В фильмах Тарковского, созданных до «Сталкера», отец – духовный исток героя. Чаще всего в этой роли зритель видел одного из его постоянных актеров, внешне напоминающего отца, – Николая Гринько. В меньшей степени, кажется, это касается «Иванова детства». Но полковник Грязнов в исполнении Гринько готов занять место отца в судьбе мальчика, хотя этому сопротивляется сама История в трагической фазе мировой войны. Вообще все мужские персонажи тянутся к Ивану, будто желая восполнить отсутствующее отцовство. За этим чувствуется жажда самого художника, преодолевая драму детства и отрочества, закрепить отца в пространстве своей и физической, и духовной жизни.

После «Зеркала» отцовский образ в облике Николая Гринько утрачивает свою актуальность. Связи героя с земным отцом обрываются. Время разлучило актера и режиссера? Так полагал Н. Гринько. А может быть, художник себя обрел в роли отца и захотел испытать собственные, в этом смысле, силы? В 1970 году, как раз во время работа над «Сталкером», у него родился второй сын – Андрей.

В начале жизненного пути, заметил кто-то, сын мог любить отца как отца, а не как «культурную личность», поскольку Арсений Тарковский как поэт долгое время был известен лишь узкому кругу знатоков. Но, напомним, трещина, расколовшая дом, мешала полноценной передаче отцовского опыта. Обстоятельство, глубоко и болезненно переживаемое сыном. Все его фильмы о брошенных детях или о брошенных взрослых, духовно не преодолевших детский возраст. В «Зеркале» тема обострена исповедальной автобиографичностью. Сюжет пульсирует неутоленной жаждой восполнить утрату. Сцена приезда с фронта отца (О. Янковский), по существу, корректирует саму жизнь.

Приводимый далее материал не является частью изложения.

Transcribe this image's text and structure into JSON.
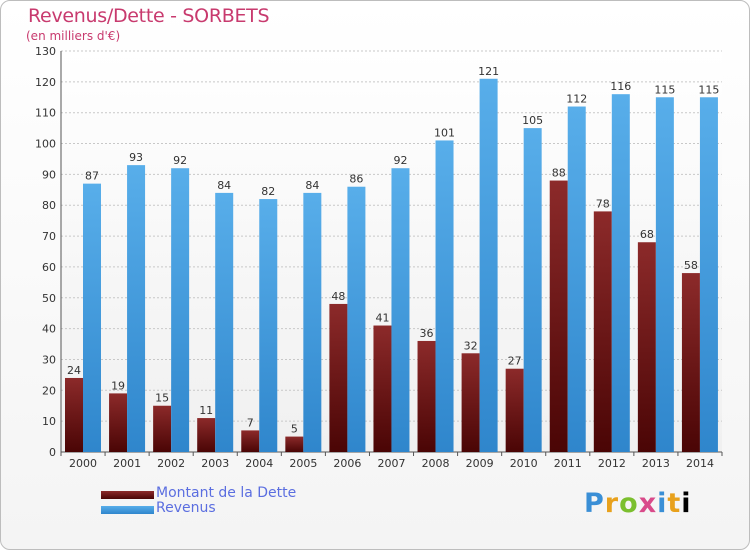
{
  "title": "Revenus/Dette - SORBETS",
  "subtitle": "(en milliers d'€)",
  "logo_text": "Proxiti",
  "colors": {
    "dette": "#7a1a1a",
    "revenus": "#4aa3e6",
    "title": "#c83a6e",
    "legend_text": "#5b6ee0"
  },
  "chart_data": {
    "type": "bar",
    "categories": [
      "2000",
      "2001",
      "2002",
      "2003",
      "2004",
      "2005",
      "2006",
      "2007",
      "2008",
      "2009",
      "2010",
      "2011",
      "2012",
      "2013",
      "2014"
    ],
    "series": [
      {
        "name": "Montant de la Dette",
        "values": [
          24,
          19,
          15,
          11,
          7,
          5,
          48,
          41,
          36,
          32,
          27,
          88,
          78,
          68,
          58
        ]
      },
      {
        "name": "Revenus",
        "values": [
          87,
          93,
          92,
          84,
          82,
          84,
          86,
          92,
          101,
          121,
          105,
          112,
          116,
          115,
          115
        ]
      }
    ],
    "yticks": [
      0,
      10,
      20,
      30,
      40,
      50,
      60,
      70,
      80,
      90,
      100,
      110,
      120,
      130
    ],
    "ylim": [
      0,
      130
    ],
    "grid": true,
    "legend": "bottom-left"
  }
}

…Арсений Александрович приехал к своей старой семье в Переделкино в конце сентября 1943 года, незадолго до ранения. Девочка, ломавшая лапник для дома, увидела человека в военной форме. Он крикнул: «Марина!» «Тогда я к нему побежала. Бежал ли со мной Андрей, я не помню. В сценарии “Зеркала” написано, что бежал…» В тот приезд он взял с собой в Москву Марину. Одну, без Андрея. Арсений Александрович ехал к другой женщине. Шли к станции. «Папа нес меня на руках, Андрей, который пошел нас провожать, шел сзади. Через папино плечо мне было видно, как морщится от слез его лицо, а ведь он никогда не плакал. Я тоже плачу оттого, что он остается, но не смею попросить папу взять его…» [15]15
  См.: Там же. С. 73.


[Закрыть]

События этих дней перешли в фильм. Вместе со слезами мальчика. Но не того, который – в реальности – шел позади отца, а прижавшегося к нему вместе с сестрой. Из-за невозможности «смонтировать» реальный сюжет повседневной близости отца и сына их отношения переходят в область духовного диалога, окрашиваются ревностно пристрастным вниманием к отцу со стороны сына.

«Если бы меня спросили перед смертью, – признавался Арсений Александрович, – зачем ты жил на этой земле, чего добивался, чего искал и чего жаждал, я бы, не помедлив ни минуты, ответил: “Я мечтал возвратить поэзию к ее истокам, вернуть книгу к родящему земному лону, откуда некогда вышло все раннее человечество. Книга, быть может, не только символ, но и синоним бытия. Книга и природа словно две половины одной скорлупки, разрознить их невозможно, как невозможно расщепить скорлупу, не затронув при этом орех…

Во имя цельности мира книга и естество должны находить в неприкосновенном единстве…»(Выделено нами. – В. Ф.)

Такая формула лирического сюжета Арсения Тарковского выдает в поэте закоренелого реалиста, жаждущего проникнуть в материальное ядро культуры, Слова. Говорят, отца и сына объединяет идея «служения духу», утверждение художнического труда как миссии, избранничества. Вероятно, так и есть. А находит ли при этом отклик в кинематографе сына стремление отца «вернуть книгу к родящему земному лону»?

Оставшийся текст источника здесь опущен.